Depression In Idaho


By KMVT News

Twin Falls, Idaho ( KMVT-TV / KSVT-TV ) Summer may be one of the most stressful seasons of the year, according a study done by Sleep Rate.

But in the State of Idaho, stress is just the beginning for some residents who are suffering from depression.

"It's one of the more prominent disorders people experience. In fact, 85% of Americans at some point in life are going to experience a major depression episode," explains Eric Jones, Preferred Child and Family Services.

Depression is an illness that has been impacting not only the Magic Valley, but the State of Idaho over the years.

"Twin Falls has a high rate of depression for a variety of reasons. Economic challenges, in particular now this time in our country. There are health care challenges that have really become a factor recently, and access to some of the individuals in our community has diminished and insurance in general is very difficult to get. The whole mental health aspect is an issue all the counselors in the Magic Valley have to deal with," Jones says.

Donna Stalley, President of the Suicide Prevention Network, says the program in the Magic Valley is to educate people on mental health awareness.

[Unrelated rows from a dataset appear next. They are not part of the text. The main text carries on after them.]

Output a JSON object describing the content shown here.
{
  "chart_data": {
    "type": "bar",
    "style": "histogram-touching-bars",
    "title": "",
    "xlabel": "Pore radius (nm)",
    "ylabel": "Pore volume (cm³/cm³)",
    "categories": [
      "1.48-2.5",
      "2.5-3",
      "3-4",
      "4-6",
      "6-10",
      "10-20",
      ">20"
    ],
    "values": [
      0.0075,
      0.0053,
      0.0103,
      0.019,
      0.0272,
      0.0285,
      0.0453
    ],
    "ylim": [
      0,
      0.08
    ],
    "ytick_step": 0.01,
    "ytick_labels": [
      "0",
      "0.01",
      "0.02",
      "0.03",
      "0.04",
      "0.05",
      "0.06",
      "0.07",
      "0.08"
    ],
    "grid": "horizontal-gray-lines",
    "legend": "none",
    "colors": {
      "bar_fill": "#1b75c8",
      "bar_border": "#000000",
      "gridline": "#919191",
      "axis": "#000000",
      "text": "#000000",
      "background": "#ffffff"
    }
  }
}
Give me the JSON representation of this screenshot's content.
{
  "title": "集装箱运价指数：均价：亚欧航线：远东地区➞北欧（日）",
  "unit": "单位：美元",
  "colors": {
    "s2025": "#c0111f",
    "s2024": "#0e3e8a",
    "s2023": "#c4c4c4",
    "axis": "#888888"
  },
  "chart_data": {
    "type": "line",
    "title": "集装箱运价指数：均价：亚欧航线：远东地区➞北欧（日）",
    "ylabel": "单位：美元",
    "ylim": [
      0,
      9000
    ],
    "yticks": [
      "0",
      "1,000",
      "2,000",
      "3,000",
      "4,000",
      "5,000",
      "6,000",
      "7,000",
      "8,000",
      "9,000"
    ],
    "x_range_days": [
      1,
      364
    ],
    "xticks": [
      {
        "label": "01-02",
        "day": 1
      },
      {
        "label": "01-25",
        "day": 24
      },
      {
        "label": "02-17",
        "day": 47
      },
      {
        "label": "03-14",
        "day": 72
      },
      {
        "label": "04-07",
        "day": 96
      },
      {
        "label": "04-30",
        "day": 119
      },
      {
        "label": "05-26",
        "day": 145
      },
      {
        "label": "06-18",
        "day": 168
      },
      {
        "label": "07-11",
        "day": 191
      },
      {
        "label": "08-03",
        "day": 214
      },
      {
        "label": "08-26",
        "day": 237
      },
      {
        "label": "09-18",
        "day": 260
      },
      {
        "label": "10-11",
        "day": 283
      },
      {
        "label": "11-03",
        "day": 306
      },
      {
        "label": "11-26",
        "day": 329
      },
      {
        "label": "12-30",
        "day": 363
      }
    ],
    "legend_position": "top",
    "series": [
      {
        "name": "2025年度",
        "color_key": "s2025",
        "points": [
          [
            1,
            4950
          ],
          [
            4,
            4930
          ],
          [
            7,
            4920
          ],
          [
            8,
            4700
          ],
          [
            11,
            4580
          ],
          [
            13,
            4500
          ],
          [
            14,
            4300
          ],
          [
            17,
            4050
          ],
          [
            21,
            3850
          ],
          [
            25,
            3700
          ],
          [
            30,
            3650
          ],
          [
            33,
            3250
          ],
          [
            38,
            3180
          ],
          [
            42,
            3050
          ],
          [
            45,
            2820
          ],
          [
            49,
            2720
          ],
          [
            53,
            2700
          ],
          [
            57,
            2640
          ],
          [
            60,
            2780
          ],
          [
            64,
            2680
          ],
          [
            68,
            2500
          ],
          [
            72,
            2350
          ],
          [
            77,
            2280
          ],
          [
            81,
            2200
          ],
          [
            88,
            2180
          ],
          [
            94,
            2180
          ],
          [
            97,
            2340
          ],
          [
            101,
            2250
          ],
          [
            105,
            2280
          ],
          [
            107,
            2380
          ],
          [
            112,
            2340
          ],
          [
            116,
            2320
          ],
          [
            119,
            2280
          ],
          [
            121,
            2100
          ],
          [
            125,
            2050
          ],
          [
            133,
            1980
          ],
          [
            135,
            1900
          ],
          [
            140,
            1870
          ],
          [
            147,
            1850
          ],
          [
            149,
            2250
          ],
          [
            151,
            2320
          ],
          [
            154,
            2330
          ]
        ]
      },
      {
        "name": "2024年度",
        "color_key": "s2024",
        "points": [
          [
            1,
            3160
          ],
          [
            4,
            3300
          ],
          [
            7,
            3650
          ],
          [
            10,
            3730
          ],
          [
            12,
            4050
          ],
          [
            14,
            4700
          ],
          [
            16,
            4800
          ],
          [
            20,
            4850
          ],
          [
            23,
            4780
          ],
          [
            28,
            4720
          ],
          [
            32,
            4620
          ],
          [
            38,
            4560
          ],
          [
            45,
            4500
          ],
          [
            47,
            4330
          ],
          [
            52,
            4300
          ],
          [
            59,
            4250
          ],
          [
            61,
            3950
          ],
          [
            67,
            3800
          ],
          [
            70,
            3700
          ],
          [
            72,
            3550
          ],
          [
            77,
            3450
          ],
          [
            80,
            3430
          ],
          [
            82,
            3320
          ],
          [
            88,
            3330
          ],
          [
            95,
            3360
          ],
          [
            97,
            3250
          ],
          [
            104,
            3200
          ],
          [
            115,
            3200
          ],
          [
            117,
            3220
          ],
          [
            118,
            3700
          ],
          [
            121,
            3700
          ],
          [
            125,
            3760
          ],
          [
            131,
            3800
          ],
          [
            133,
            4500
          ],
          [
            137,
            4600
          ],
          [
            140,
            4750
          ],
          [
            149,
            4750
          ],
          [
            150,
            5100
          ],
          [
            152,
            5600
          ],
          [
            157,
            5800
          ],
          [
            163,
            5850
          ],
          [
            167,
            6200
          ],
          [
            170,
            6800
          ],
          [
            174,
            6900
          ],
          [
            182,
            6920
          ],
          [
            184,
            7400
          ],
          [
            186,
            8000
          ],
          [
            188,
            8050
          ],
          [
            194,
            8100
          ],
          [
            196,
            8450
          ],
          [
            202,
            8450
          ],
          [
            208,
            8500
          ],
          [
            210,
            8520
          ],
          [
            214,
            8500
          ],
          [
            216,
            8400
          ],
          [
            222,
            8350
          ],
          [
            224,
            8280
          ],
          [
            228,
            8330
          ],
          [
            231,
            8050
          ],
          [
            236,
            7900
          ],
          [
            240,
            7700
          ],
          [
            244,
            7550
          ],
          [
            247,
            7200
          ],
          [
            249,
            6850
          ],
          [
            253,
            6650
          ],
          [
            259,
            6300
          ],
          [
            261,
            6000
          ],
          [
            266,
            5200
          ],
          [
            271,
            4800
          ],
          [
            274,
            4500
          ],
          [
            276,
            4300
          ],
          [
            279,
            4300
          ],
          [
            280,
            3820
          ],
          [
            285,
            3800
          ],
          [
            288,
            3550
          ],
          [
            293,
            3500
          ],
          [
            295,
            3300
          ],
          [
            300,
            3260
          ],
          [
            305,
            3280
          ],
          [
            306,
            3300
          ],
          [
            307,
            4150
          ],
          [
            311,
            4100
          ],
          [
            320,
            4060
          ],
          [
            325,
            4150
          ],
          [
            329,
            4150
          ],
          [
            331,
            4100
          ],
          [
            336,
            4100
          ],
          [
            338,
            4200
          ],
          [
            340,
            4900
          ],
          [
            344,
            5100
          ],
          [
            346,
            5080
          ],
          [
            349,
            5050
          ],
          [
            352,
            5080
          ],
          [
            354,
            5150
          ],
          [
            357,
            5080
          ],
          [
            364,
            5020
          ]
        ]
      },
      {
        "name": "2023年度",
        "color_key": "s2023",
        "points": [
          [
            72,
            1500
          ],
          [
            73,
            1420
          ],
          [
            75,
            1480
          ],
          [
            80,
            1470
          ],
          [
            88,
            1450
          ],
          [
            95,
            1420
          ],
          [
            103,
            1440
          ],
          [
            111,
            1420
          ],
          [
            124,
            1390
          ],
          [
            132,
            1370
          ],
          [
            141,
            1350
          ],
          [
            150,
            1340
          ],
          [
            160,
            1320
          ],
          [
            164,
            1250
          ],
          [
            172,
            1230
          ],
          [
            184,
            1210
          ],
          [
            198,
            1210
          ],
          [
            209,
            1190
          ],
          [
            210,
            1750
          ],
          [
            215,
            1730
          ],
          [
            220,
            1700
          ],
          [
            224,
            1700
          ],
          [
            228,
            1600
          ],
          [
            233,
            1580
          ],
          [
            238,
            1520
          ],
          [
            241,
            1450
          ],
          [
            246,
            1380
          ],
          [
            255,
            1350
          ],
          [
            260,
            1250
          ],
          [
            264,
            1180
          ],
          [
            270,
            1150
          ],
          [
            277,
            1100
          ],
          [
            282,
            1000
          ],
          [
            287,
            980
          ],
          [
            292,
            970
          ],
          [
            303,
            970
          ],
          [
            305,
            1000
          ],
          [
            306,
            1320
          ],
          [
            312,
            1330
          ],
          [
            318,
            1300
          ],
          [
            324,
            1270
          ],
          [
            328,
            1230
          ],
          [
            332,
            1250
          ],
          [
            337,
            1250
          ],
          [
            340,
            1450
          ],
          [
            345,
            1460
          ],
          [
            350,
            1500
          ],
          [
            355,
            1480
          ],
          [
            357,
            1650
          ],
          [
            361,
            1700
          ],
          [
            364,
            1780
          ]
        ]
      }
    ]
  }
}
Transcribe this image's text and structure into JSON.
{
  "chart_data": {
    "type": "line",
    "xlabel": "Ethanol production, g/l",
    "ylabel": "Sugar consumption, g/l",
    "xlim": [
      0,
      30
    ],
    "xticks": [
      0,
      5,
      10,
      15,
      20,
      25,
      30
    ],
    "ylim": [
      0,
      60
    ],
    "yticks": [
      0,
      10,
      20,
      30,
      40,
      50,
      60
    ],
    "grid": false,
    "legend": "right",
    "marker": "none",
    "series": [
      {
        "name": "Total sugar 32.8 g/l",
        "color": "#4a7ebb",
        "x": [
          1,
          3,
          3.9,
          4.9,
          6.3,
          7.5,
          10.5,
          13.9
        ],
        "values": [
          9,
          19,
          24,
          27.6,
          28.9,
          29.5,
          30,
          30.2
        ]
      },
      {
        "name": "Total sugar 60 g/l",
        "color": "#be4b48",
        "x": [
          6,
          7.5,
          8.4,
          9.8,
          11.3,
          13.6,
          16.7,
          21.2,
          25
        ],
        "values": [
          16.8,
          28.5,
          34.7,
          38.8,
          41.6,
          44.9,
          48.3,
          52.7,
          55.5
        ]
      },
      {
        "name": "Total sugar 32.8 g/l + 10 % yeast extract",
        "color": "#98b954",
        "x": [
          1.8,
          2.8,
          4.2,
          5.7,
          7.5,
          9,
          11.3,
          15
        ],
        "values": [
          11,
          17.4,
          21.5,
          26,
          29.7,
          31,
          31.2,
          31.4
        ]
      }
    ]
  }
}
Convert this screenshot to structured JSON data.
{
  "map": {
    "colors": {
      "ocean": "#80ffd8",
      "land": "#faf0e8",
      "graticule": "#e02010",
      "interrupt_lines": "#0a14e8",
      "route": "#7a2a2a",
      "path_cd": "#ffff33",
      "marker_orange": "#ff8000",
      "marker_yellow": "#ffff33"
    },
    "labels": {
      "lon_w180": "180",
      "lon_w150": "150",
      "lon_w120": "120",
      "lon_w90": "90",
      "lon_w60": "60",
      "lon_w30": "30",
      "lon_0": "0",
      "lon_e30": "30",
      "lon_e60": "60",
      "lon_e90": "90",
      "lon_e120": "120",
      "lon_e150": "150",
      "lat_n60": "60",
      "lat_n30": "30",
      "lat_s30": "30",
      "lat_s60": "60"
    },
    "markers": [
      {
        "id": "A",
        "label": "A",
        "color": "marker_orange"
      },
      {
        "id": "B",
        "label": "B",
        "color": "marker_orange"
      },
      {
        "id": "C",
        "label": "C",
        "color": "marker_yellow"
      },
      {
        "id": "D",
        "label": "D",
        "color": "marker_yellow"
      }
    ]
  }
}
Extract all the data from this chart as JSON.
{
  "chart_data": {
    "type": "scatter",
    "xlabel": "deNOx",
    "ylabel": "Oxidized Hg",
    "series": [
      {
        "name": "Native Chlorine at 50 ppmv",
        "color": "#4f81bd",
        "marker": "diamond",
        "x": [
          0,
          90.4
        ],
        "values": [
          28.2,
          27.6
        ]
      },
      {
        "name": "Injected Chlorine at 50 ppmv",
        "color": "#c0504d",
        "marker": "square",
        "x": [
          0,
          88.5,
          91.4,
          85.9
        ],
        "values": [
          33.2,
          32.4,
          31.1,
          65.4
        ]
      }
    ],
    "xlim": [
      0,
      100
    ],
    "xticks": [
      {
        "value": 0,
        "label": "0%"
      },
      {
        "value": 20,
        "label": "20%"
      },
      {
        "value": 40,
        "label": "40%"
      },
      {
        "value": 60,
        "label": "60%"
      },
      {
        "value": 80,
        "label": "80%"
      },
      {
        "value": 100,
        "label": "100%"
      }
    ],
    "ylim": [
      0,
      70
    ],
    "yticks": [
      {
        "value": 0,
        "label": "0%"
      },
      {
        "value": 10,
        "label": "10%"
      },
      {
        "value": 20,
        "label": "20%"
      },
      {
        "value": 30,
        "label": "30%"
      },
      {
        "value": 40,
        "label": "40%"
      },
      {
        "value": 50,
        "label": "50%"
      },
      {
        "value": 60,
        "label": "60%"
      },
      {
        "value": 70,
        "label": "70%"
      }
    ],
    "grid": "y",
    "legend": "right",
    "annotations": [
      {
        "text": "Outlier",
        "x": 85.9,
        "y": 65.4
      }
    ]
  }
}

"We’re trying to educate people. We’re trying to get people more aware of mental health, especially depression and the contribution that depression and addictions make to the rate of suicides," Stalley explains.

Stalley says suicide rates have increased for the fifth straight year.

Shockingly, males are four times more likely to commit suicide compared to females.

Compared to past years, Idaho has dropped in the ranking.

"We were number 5 and 6 for many years. We have dropped, and the newest report shows we’re 11th in the nation. That sounds good, but still when talking about 50 states and you’re at the bottom, we need to address it," Stalley says.

Counselors suggest talking to those you may be worried about, as well as being supportive.

"If you suspect somebody is thinking about harming themselves, talk to them to open, be supportive, offer them help, offer them assistance, stay with them, and if they’re juveniles, get a hold of the parents," Stalley explains.

"We have a responsibility as a community to recognize people have needs for help, and because they’re depressed we don't want to send the message that there is something wrong with them. We want them to understand they’re experiencing something that they don't know exactly how to handle and maybe we could reach out a hand and assist," Jones adds.

Although suicide rates in young adults have increased, older adults ranging from ages 45 to 85 have decreased.